Through analyses of a cloud cybersecurity solution’s 200bn daily ecosystem activities across the globe January 2021 to December 2021, some key cyber trends and tactics have been summarized in a Phishing Report for 2022.
The report shows a 29% growth in overall phishing attacks in Zscaler, Inc’s. protection ecosystem compared to previous years, with retail and wholesale companies bearing the brunt of the increase. Also, the data shows an emerging proliferation of Phishing-as-a-Service methods, as well as new attack vectors such as SMS phishing (smishing).
Commonly, phishing attacks lure victims through content posing as that belonging to top brands, or through promoting fake topical events. Data in the Zscaler ecosystem showed the top phishing themes in 2021 to include categories such as productivity tools, illegal streaming sites, shopping sites, social media platforms, financial institutions, and logistical services.
Growing threat: Phishing-as-a-Service
Data in the report showed that in 2021, the US was the most-targeted country globally, accounting for over 60% of all phishing attacks blocked by Zscaler’s security cloud. The next most frequently attacked countries included Singapore, Germany, the Netherlands, and the United Kingdom.
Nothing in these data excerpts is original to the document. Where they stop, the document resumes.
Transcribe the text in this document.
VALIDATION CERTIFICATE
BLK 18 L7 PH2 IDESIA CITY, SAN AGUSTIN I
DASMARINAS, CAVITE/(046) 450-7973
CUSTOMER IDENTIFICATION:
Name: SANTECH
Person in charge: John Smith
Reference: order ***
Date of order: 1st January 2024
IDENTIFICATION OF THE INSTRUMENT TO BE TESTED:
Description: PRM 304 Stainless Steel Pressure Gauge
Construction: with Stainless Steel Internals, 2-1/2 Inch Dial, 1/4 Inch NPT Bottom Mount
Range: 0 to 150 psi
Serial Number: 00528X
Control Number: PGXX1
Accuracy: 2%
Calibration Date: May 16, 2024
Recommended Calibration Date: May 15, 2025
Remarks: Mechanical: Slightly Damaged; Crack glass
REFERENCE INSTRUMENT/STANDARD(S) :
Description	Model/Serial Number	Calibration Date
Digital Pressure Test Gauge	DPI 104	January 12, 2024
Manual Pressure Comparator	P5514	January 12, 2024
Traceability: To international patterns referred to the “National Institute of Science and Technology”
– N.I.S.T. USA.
Furthermore, the following findings were reported:
- Not all countries experienced the same attention from phishing attacks. For example, the Netherlands experienced a decrease of 38%, which may have resulted from recently-passed legislation that increased the penalties for online fraud.
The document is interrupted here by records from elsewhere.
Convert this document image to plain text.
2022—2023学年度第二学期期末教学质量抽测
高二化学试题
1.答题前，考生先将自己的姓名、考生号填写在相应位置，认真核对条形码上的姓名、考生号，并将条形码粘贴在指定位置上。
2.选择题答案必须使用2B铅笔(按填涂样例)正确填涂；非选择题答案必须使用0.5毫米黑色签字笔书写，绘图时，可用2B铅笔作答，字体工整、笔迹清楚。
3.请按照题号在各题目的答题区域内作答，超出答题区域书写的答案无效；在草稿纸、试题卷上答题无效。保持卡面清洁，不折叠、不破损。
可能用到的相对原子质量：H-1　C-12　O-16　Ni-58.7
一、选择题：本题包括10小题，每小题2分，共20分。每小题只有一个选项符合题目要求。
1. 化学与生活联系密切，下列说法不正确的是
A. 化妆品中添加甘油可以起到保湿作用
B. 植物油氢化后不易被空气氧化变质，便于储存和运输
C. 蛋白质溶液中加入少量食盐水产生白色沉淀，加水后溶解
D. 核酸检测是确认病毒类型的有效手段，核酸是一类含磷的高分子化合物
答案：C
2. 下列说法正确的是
- Phishing attacks were also not evenly distributed across different industries. Retail and wholesale businesses experienced an increase of over 400% in phishing attempts—the most out of all industries tracked in the ecosystem. Following these were financial and government sectors, with organizations in these industries seeing over 100% increases in attacks on average.
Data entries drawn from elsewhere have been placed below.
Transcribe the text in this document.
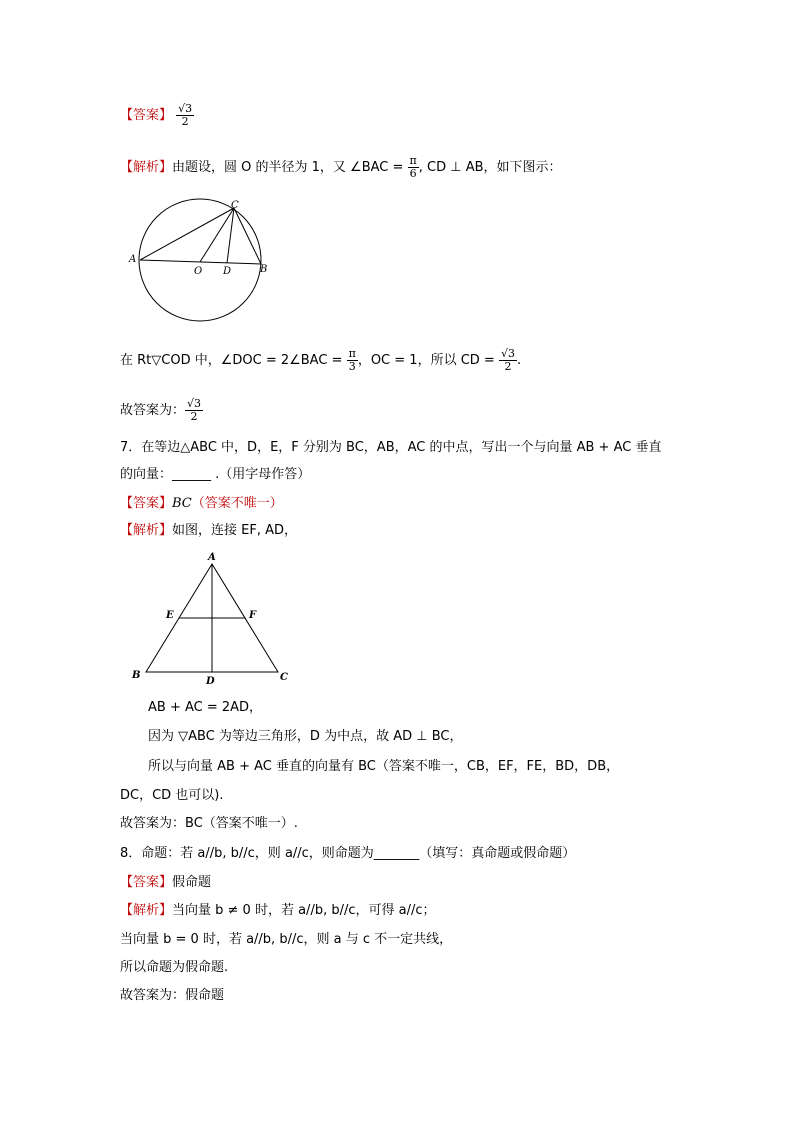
【答案】 $\frac{√3}{2}$
【解析】由题设，圆 O 的半径为 1，又 ∠BAC = $\frac{\pi}{6}$ , CD ⊥ AB，如下图示：
A
B
C
O D
在 Rt▽COD 中，∠DOC = 2∠BAC = $\frac{\pi}{3}$ ，OC = 1，所以 CD = $\frac{√3}{2}$ .
故答案为： $\frac{√3}{2}$
7．在等边△ABC 中，D，E，F 分别为 BC，AB，AC 的中点，写出一个与向量 AB + AC 垂直
的向量：______ .（用字母作答）
【答案】BC（答案不唯一）
【解析】如图，连接 EF, AD，
A
B	C
D
E	F
AB + AC = 2AD，
因为 ▽ABC 为等边三角形，D 为中点，故 AD ⊥ BC，
所以与向量 AB + AC 垂直的向量有 BC（答案不唯一，CB，EF，FE，BD，DB，
DC，CD 也可以).
故答案为：BC（答案不唯一）.
8．命题：若 a//b, b//c，则 a//c，则命题为_______（填写：真命题或假命题）
【答案】假命题
【解析】当向量 b ≠ 0 时，若 a//b, b//c，可得 a//c；
当向量 b = 0 时，若 a//b, b//c，则 a 与 c 不一定共线，
所以命题为假命题.
故答案为：假命题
- Some industries in the ecosystem experienced partial relief from phishing attacks last year: healthcare saw a drop of 59%, while the services industry saw a decline of 33%.
- By selling pre-built phishing tools and services on the Dark Web, cybercriminals have been making it easier to deploy phishing scams at scale in 2021 and foreseeably, in the rest of 2022.
According to the firm’s CISO and VP of Security Research and Operations Deepen Desai, the rise of Phishing-as-a-Service is making it easier than ever for non-sophisticated actors to launch successful attacks.
Said Desai: “To defend against advanced phishing attacks, organizations must leverage a multi-pronged defensive strategy anchored on a cloud-native zero trust platform that unifies full SSL inspection with AI/ML-powered detection to:
- stop the most sophisticated phishing attempts and phishing kits
- detect lateral movement and integrated deception
- limit the blast radius with proactive controls
- block high risk destinations such as newly-registered domains that are often abused by threat actors
- encompass in-line data loss protection to safeguard against data theft.”